Background: Hepatocellular carcinoma (HCC) is the fourth leading cause of death from cancer worldwide, and for advanced HCC the prognosis is poor. Preliminary studies indicate mistletoe extracts may have anticancer activity for HCC. Methods: A prospective observational case series of advanced HCC patients that chose to take a mistletoe extract called viscum fraxini-2 (VF-2) alone for treatment. Time on treatment, imaging, and laboratory values were collected for descriptive analyses. Results: A total of 12 patients with advanced HCC enrolled onto the protocol, and 10 patients had data available for evaluation. The majority were male (10/12) with a median age of 64 (SD 11). Most patients had received sorafenib therapy (9/12) and had varying Child-Pugh classes (A-4, B-6, C-2). Treatment with VF-2 ranged from 1 to 36 weeks with a mean of 12.3 weeks (SD 12). Six patients received 8 weeks of treatment, and 3 patients received 12 or more weeks of treatment. For patients that received at least 4 weeks of treatment, the average AFP value stabilized during the first 4 weeks of treatment. Two patients experienced an AFP decrease of >30%, approximately 37 and 40% decreases at the nadir. One patient had stable disease of 9 months. Major side effects were fever, fatigue, rash, and local injection site reaction of swelling, redness, and tenderness. Conclusion: This case series of advanced HCC indicates that mistletoe extract VF-2 may have potential biological activity against HCC for selected patients. Research is needed to identify the active compound and predictive markers of response.
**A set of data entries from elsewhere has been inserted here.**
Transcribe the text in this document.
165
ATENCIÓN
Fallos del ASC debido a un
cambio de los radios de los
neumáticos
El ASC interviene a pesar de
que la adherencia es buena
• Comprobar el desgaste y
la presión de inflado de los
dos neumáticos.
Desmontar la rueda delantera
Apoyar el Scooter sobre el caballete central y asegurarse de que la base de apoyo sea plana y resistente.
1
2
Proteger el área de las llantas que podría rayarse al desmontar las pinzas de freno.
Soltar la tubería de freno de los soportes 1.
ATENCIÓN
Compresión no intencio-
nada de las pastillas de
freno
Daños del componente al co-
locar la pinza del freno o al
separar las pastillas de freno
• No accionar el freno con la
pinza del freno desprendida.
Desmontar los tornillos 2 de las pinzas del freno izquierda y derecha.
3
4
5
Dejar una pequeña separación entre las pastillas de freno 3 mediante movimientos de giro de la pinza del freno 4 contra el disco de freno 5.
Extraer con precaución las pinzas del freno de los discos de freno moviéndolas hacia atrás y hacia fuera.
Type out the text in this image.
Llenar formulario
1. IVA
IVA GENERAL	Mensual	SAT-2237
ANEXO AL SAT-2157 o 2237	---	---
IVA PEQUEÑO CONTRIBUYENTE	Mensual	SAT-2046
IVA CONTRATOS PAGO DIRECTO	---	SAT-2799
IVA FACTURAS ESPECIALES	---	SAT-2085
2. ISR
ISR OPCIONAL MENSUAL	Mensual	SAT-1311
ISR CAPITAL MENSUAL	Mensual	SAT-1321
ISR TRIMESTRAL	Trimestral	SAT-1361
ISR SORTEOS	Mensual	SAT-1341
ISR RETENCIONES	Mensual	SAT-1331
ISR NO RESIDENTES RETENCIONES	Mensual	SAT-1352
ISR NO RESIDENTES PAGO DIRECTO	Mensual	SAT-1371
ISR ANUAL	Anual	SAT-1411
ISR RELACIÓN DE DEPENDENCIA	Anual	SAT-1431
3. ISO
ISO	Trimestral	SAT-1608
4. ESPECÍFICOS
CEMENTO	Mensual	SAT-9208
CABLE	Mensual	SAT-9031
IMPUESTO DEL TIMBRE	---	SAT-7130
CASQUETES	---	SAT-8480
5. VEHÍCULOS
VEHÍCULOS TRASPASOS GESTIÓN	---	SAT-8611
Mistletoe Extract Targets the STAT3-FOXM1 Pathway to Induce Apoptosis and Inhibits Metastasis in Breast Cancer Cells

Mistletoe extracts (Viscum album L.) have been widely used as complementary and alternative medicines for the treatment of cancer, and their cytotoxic effects have been reported on various types of cancer. However, the molecular targets of mistletoe extracts have not been well studied. Herein, we investigated molecules associated with the in vitro and in vivo anticancer effects of mistletoe extract using 4T1 murine breast cancer cells. Mistletoe extract induced apoptosis and inhibited the signal transducer and activator of transcription3 (STAT3) phosphorylation. This inhibition was accompanied by the downregulations of forkhead box M1 (FOXM1) and the DNA repair proteins, RAD51 and survivin. Mistletoe extract simultaneously increased the expression of the DNA damage marker proteins, phosphorylated H2A histone family member X (H2A.X), and phosphorylated p38. Furthermore, mistletoe extract effectively suppressed tumor growth in 4T1 tumor-bearing BALB/c mice. In addition to tumor growth inhibition, mistletoe extract inhibited lung metastasis in the tumor-bearing mice and cell invasiveness by downregulating the expressions of matrix metalloproteinases (MMPs), urokinase-type plasminogen activator (uPA), uPA receptor, and markers of epithelial-mesenchymal transition (snail and fibronectin). Taken together, our results suggest that mistletoe extract targets the STAT3-FOXM1 pathway for its cytotoxic effects, and that mistletoe extracts might be useful for the treatment of patients with cancers highly expressing the STAT3-FOXM1 pathway.